So you want to build Miro and Figma style collaboration?

Oct 5, 2023 1231 words 6 minutes

Contents

Miro and Figma have a bunch of collaboration features, in this post I’m going to break down two of those features and look at what you’d have to think about when building these into your own apps.

Disclaimer: I work for a company in this product space, which is why I care about these problems.

Lets start with..

Collaborative cursors

Collaborative cursors allow multiple users to interact on the same page of a website, and for each participant to see where the other participants are pointing or moving their cursors.

Each cursor can have a location on the screen, modelled as an X and Y coordinate. The frontend can render the cursors on each of the participants screen, and move those cursors as the coordinate locations change.

So the main problem becomes:

How does each participant get access to the coordinates of the other cursors?

Via the database?

In a regular client-server application with a database, the way to share information between clients would be to save it in the database. Our servers are probably horizontally scaled, and store all their state in the database. A client would be load-balanced and connect to any of the server replicas.

All the servers can access the cursor information stored in the database, and share it with the clients that are connected to that server.

We could have a table called cursors with an entry for each user, and the location of that users cursor.

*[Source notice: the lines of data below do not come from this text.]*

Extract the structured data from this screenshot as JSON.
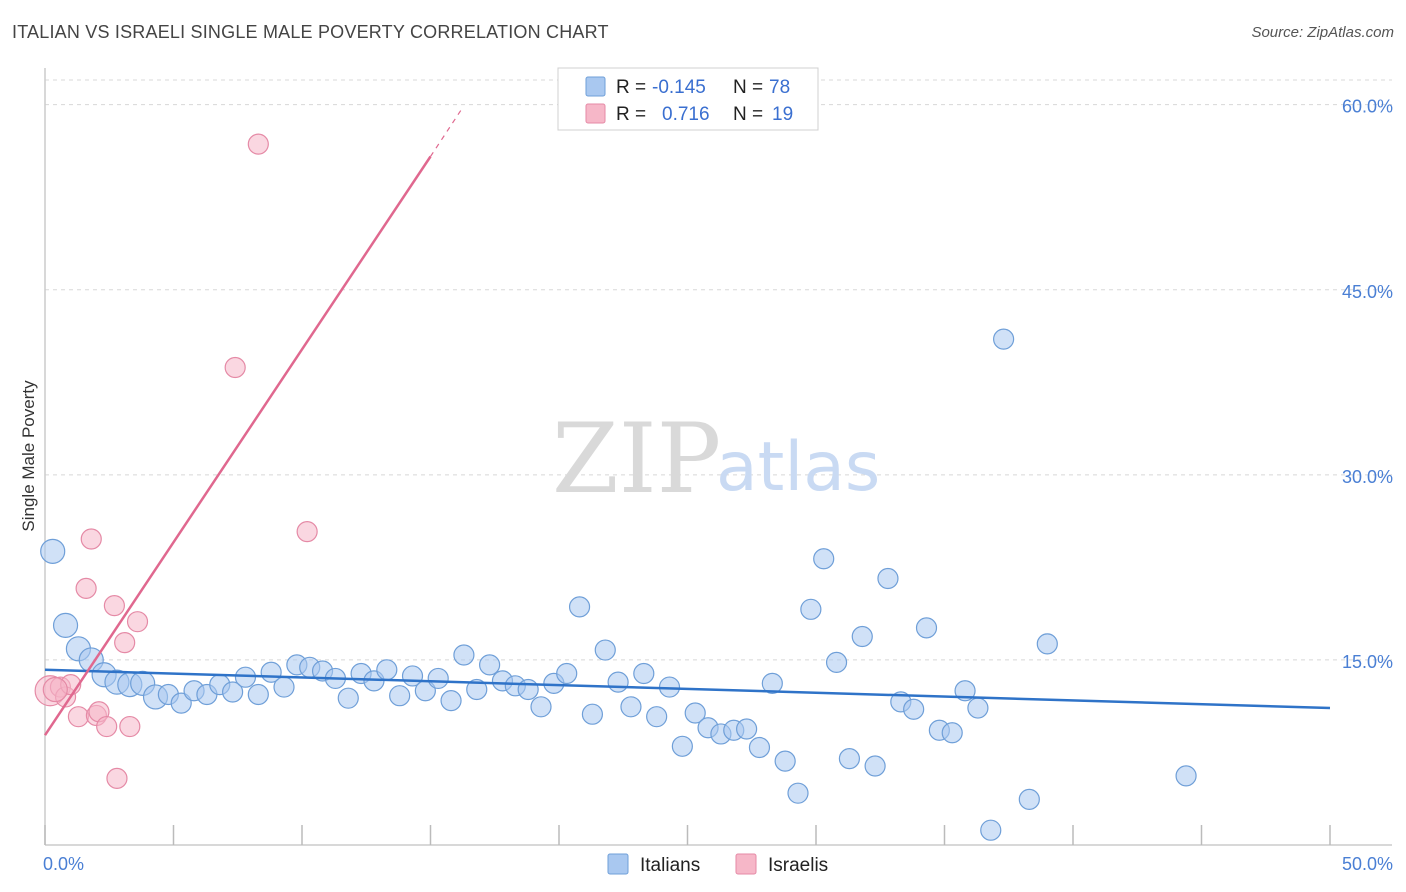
{
  "title": "ITALIAN VS ISRAELI SINGLE MALE POVERTY CORRELATION CHART",
  "source": "Source: ZipAtlas.com",
  "watermark": {
    "zip": "ZIP",
    "atlas": "atlas"
  },
  "colors": {
    "italians_fill": "#a9c8f0",
    "italians_stroke": "#6f9fd8",
    "italians_line": "#2f73c8",
    "israelis_fill": "#f6b7c8",
    "israelis_stroke": "#e58aa6",
    "israelis_line": "#e0688f",
    "tick_text": "#4a7fd4",
    "grid": "#d8d8d8"
  },
  "legend": {
    "rows": [
      {
        "r_label": "R =",
        "r_value": "-0.145",
        "n_label": "N =",
        "n_value": "78"
      },
      {
        "r_label": "R =",
        "r_value": "0.716",
        "n_label": "N =",
        "n_value": "19"
      }
    ]
  },
  "bottom_legend": [
    "Italians",
    "Israelis"
  ],
  "chart_data": {
    "type": "scatter",
    "title": "ITALIAN VS ISRAELI SINGLE MALE POVERTY CORRELATION CHART",
    "xlabel": "",
    "ylabel": "Single Male Poverty",
    "xlim": [
      0,
      50
    ],
    "ylim": [
      0,
      62
    ],
    "x_tick_labels": [
      "0.0%",
      "50.0%"
    ],
    "y_ticks": [
      15,
      30,
      45,
      60
    ],
    "y_tick_labels": [
      "15.0%",
      "30.0%",
      "45.0%",
      "60.0%"
    ],
    "grid": "horizontal dashed",
    "legend_placement": "top-center",
    "series": [
      {
        "name": "Italians",
        "r": -0.145,
        "n": 78,
        "trend": {
          "x": [
            0,
            50
          ],
          "y": [
            14.2,
            11.1
          ]
        },
        "points": [
          [
            0.3,
            23.8,
            1
          ],
          [
            0.8,
            17.8,
            1
          ],
          [
            1.3,
            15.9,
            1
          ],
          [
            1.8,
            15.0,
            1
          ],
          [
            2.3,
            13.8,
            1
          ],
          [
            2.8,
            13.2,
            1
          ],
          [
            3.3,
            13.0,
            1
          ],
          [
            3.8,
            13.1,
            1
          ],
          [
            4.3,
            12.0,
            1
          ],
          [
            4.8,
            12.2,
            0
          ],
          [
            5.3,
            11.5,
            0
          ],
          [
            5.8,
            12.5,
            0
          ],
          [
            6.3,
            12.2,
            0
          ],
          [
            6.8,
            13.0,
            0
          ],
          [
            7.3,
            12.4,
            0
          ],
          [
            7.8,
            13.6,
            0
          ],
          [
            8.3,
            12.2,
            0
          ],
          [
            8.8,
            14.0,
            0
          ],
          [
            9.3,
            12.8,
            0
          ],
          [
            9.8,
            14.6,
            0
          ],
          [
            10.3,
            14.4,
            0
          ],
          [
            10.8,
            14.1,
            0
          ],
          [
            11.3,
            13.5,
            0
          ],
          [
            11.8,
            11.9,
            0
          ],
          [
            12.3,
            13.9,
            0
          ],
          [
            12.8,
            13.3,
            0
          ],
          [
            13.3,
            14.2,
            0
          ],
          [
            13.8,
            12.1,
            0
          ],
          [
            14.3,
            13.7,
            0
          ],
          [
            14.8,
            12.5,
            0
          ],
          [
            15.3,
            13.5,
            0
          ],
          [
            15.8,
            11.7,
            0
          ],
          [
            16.3,
            15.4,
            0
          ],
          [
            16.8,
            12.6,
            0
          ],
          [
            17.3,
            14.6,
            0
          ],
          [
            17.8,
            13.3,
            0
          ],
          [
            18.3,
            12.9,
            0
          ],
          [
            18.8,
            12.6,
            0
          ],
          [
            19.3,
            11.2,
            0
          ],
          [
            19.8,
            13.1,
            0
          ],
          [
            20.3,
            13.9,
            0
          ],
          [
            20.8,
            19.3,
            0
          ],
          [
            21.3,
            10.6,
            0
          ],
          [
            21.8,
            15.8,
            0
          ],
          [
            22.3,
            13.2,
            0
          ],
          [
            22.8,
            11.2,
            0
          ],
          [
            23.3,
            13.9,
            0
          ],
          [
            23.8,
            10.4,
            0
          ],
          [
            24.3,
            12.8,
            0
          ],
          [
            24.8,
            8.0,
            0
          ],
          [
            25.3,
            10.7,
            0
          ],
          [
            25.8,
            9.5,
            0
          ],
          [
            26.3,
            9.0,
            0
          ],
          [
            26.8,
            9.3,
            0
          ],
          [
            27.3,
            9.4,
            0
          ],
          [
            27.8,
            7.9,
            0
          ],
          [
            28.3,
            13.1,
            0
          ],
          [
            28.8,
            6.8,
            0
          ],
          [
            29.3,
            4.2,
            0
          ],
          [
            29.8,
            19.1,
            0
          ],
          [
            30.3,
            23.2,
            0
          ],
          [
            30.8,
            14.8,
            0
          ],
          [
            31.3,
            7.0,
            0
          ],
          [
            31.8,
            16.9,
            0
          ],
          [
            32.3,
            6.4,
            0
          ],
          [
            32.8,
            21.6,
            0
          ],
          [
            33.3,
            11.6,
            0
          ],
          [
            33.8,
            11.0,
            0
          ],
          [
            34.3,
            17.6,
            0
          ],
          [
            34.8,
            9.3,
            0
          ],
          [
            35.3,
            9.1,
            0
          ],
          [
            35.8,
            12.5,
            0
          ],
          [
            36.3,
            11.1,
            0
          ],
          [
            36.8,
            1.2,
            0
          ],
          [
            37.3,
            41.0,
            0
          ],
          [
            38.3,
            3.7,
            0
          ],
          [
            39.0,
            16.3,
            0
          ],
          [
            44.4,
            5.6,
            0
          ]
        ]
      },
      {
        "name": "Israelis",
        "r": 0.716,
        "n": 19,
        "trend": {
          "x": [
            0,
            15
          ],
          "y": [
            8.9,
            55.8
          ]
        },
        "trend_dashed": {
          "x": [
            15,
            16.2
          ],
          "y": [
            55.8,
            59.6
          ]
        },
        "points": [
          [
            0.2,
            12.5,
            2
          ],
          [
            0.6,
            12.8,
            0
          ],
          [
            0.8,
            12.0,
            0
          ],
          [
            1.0,
            13.0,
            0
          ],
          [
            1.3,
            10.4,
            0
          ],
          [
            1.6,
            20.8,
            0
          ],
          [
            1.8,
            24.8,
            0
          ],
          [
            2.0,
            10.5,
            0
          ],
          [
            2.1,
            10.8,
            0
          ],
          [
            2.4,
            9.6,
            0
          ],
          [
            2.7,
            19.4,
            0
          ],
          [
            3.1,
            16.4,
            0
          ],
          [
            3.3,
            9.6,
            0
          ],
          [
            3.6,
            18.1,
            0
          ],
          [
            2.8,
            5.4,
            0
          ],
          [
            7.4,
            38.7,
            0
          ],
          [
            8.3,
            56.8,
            0
          ],
          [
            10.2,
            25.4,
            0
          ],
          [
            0.4,
            12.6,
            1
          ]
        ]
      }
    ]
  }
}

user	location (x,y coords)
Erik	0,5
Kate	3,20
Bea	2,7
Jamie	15,9

So we have our cursor locations in the database, but we still have two big problems:

How do we get these cursor locations from the database to the clients?
We have to write values to the database each time a cursor moves. This increases our database load.

So, how do we get the locations from the database to the clients? This is hard because in most apps use an HTTP request/response model for communication between the client and the server. This means that the server doesn’t have contact with the client until the client makes a request to the server. So the server has no way to notify the clients that the cursor locations are changing without the client asking for them.

Using an HTTP request/response model, our clients have to poll (or long poll) the server (and by extension the database) for the updated cursor positions. This clients will always be polling, even if the cursor locations haven’t changed, because the clients don’t know that the cursor locations have or haven’t changed without asking.

Problem 2: Load on the database

We’re adding write load to the database everytime the cursor locations change, and read load for the database every time the client polls. And for the clients to be most up to date, they want to poll regularly. The more regularly the clients poll, the more database load we generate.

And on top of it all, the data we are sharing between the clients is ephemeral. As soon as the client leaves, or moves the cursor, the old data becomes useless.

Websockets

To fix the problem of polling, we can use websockets. By connecting the server and client with a websocket, the server can send data to the client without the client having requested it. We can use the same websocket connection for the client to send the cursor updates to the server – double win!

When the cursors change, the server can push those cursor updates to the clients. This gives us half a plan for solving the clients polling the server for updates.

So why only half a plan? Well remember that our server is probably a horizontally scaled stateless application running a number of replicas. Our websocket connection exists between one client and one of the server replicas.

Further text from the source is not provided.